The country's first bioelectric power plant is located next to the Ciro Redondo sugar mill, in Ciego de Avila.
Ciego de Avila, December 21 (RHC)-- Cuba's first bioelectric plant after its synchronization with the Ciro Redondo sugar mill, has generated 2,018 megawatt-hours in five days of its test phase.
The power generated meets one-fifth of the Ciego de Avila province's daily energy consumption.
Iván Powell Sardison, director of the National Office for the Control of the Rational Use of Energy in the province, explained to the Cuban News Agency that this contribution is positive. With only one of its two boilers, the plant generated 400 megawatt-hours as a daily average.

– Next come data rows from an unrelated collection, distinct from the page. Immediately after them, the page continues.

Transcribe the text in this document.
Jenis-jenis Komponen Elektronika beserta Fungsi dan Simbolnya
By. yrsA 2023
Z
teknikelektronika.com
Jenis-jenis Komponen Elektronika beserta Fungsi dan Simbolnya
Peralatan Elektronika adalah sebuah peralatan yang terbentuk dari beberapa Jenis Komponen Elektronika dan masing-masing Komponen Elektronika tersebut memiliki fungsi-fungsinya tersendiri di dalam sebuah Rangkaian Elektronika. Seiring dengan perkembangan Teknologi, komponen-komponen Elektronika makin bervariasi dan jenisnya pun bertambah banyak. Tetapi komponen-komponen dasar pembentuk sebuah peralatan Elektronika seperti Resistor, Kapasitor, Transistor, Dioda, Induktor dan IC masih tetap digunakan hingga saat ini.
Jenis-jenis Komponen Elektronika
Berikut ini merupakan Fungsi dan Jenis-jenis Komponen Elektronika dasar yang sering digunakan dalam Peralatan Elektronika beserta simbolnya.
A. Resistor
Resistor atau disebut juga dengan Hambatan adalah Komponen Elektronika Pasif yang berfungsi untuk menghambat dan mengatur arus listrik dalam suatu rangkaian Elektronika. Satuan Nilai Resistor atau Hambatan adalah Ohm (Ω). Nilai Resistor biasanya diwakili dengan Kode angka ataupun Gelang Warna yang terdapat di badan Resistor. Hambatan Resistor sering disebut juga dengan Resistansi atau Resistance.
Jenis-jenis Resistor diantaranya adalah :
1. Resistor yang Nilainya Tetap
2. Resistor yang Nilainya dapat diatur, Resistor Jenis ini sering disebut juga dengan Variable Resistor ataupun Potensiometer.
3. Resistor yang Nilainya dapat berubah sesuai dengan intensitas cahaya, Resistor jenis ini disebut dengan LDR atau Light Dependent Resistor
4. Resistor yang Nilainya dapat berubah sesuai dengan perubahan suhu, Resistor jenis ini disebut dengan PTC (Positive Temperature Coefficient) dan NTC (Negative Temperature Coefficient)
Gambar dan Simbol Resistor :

That - he said - means that it worked 20 hours each of those producing 20 megawatts, and it is designed to deliver around 60 megawatts.
He informed that the average consumption of a home is 174 kilowatt-hours per month, so the 2,018 megawatts the plant delivered would cover what is spent in a month by some 11,600 houses in the province, which represent 13 percent of the total residential population.
With Chinese technology, the bioelectric plant investment cost some 140 million dollars and is one of the most important projects in the country, as it is included in the national strategy to expand the use of renewable energy sources.
It will consume 2,100 tons of bagasse in 24 hours during harvest and 1,200 to 1,500 tons of marabou during the sugar mill's idle period.
It is the first plant of its kind in Cuba in the foreign investment modality and a pioneer in using marabou as fuel, for which the most modern and efficient machines have been acquired.